Everyone LOVES talking about themselves. Don’t give your nosy relatives a chance to bug you about dating!
- Tell me about [INSERT VACATION HERE]! What was the best part? What kind of food did you eat?
- I want to pick your brain a bit about [INSERT CAREER HERE]. How did you first get started? What’s the greatest challenge you’ve faced?
- How did you celebrate Christmas a kid? What’s changed since then? How do you feel about how commercialized Christmas is today?
- Your baby is so cute! What’s it like being a new parent? What’s been the most unexpected blessing?
Bonus: Not only can you avoid questions you don’t want to answer, you can also genuinely get to know your relatives better. It’s a win-win for the holiday season!

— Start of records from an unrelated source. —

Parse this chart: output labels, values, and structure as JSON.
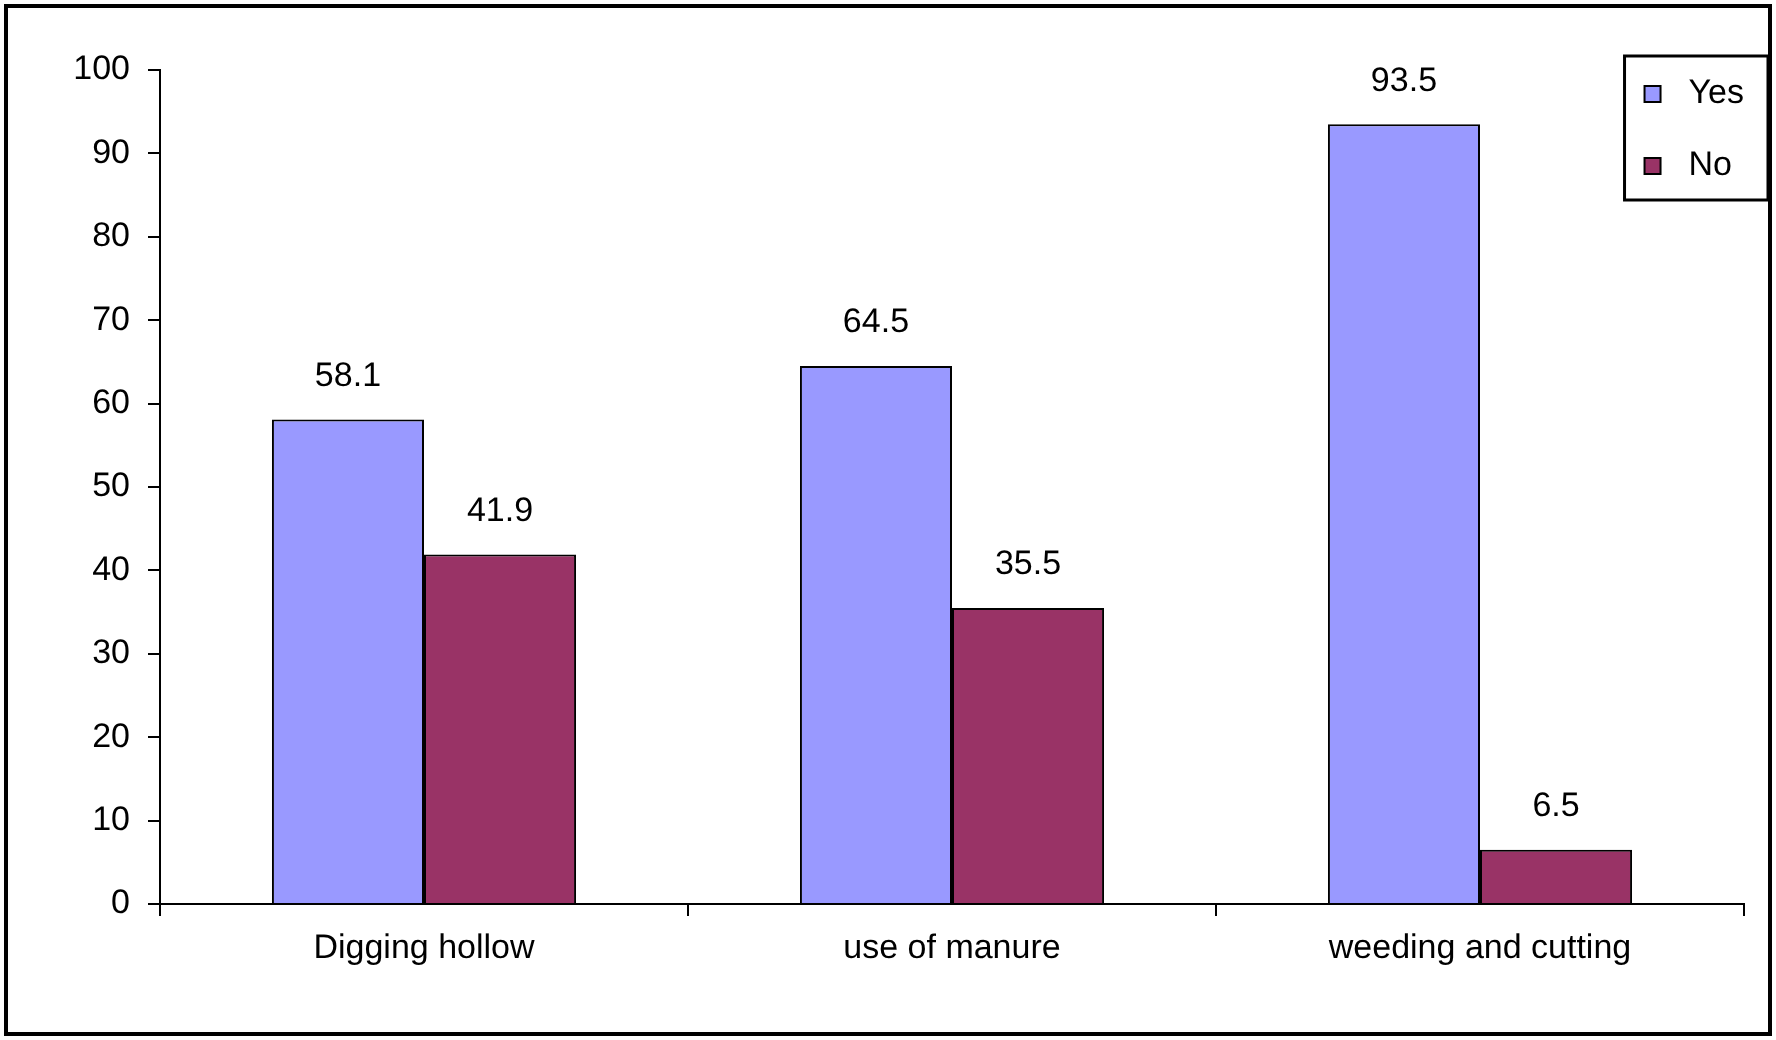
{
  "chart_data": {
    "type": "bar",
    "categories": [
      "Digging hollow",
      "use of manure",
      "weeding and cutting"
    ],
    "series": [
      {
        "name": "Yes",
        "color": "#9999ff",
        "values": [
          58.1,
          64.5,
          93.5
        ]
      },
      {
        "name": "No",
        "color": "#993366",
        "values": [
          41.9,
          35.5,
          6.5
        ]
      }
    ],
    "ylim": [
      0,
      100
    ],
    "yticks": [
      0,
      10,
      20,
      30,
      40,
      50,
      60,
      70,
      80,
      90,
      100
    ],
    "legend": "top right",
    "data_labels": true
  }
}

9) Keep a book with you at all times.
I’m married, and I still always take a book with me to any family gathering on the Long or the Fleck side. When your family starts driving your crazy, just find a cozy spot and curl up with your book. If anyone starts to pester you with questions about your dating life, politely interrupt them and say you’re at a really good part in your book.
10) Help out!
Your cousin has a new baby and two other kids? Give her a break and take the older kids outside to play. The table needs setting? You’re on it! Uh-oh, Grandma ran out of butter… Offer to go to the store and pick some up. Not only will you stay too busy for relatives to harass you, your family will appreciate all your assistance.
11) When all else fails, drink another glass of mulled wine or spiked hot chocolate.
I can’t be the only person who needs a few drinks when spending time with her extended family… right?
It’s your turn! How do/did you survive the holidays while single? I’d love to hear your thoughts!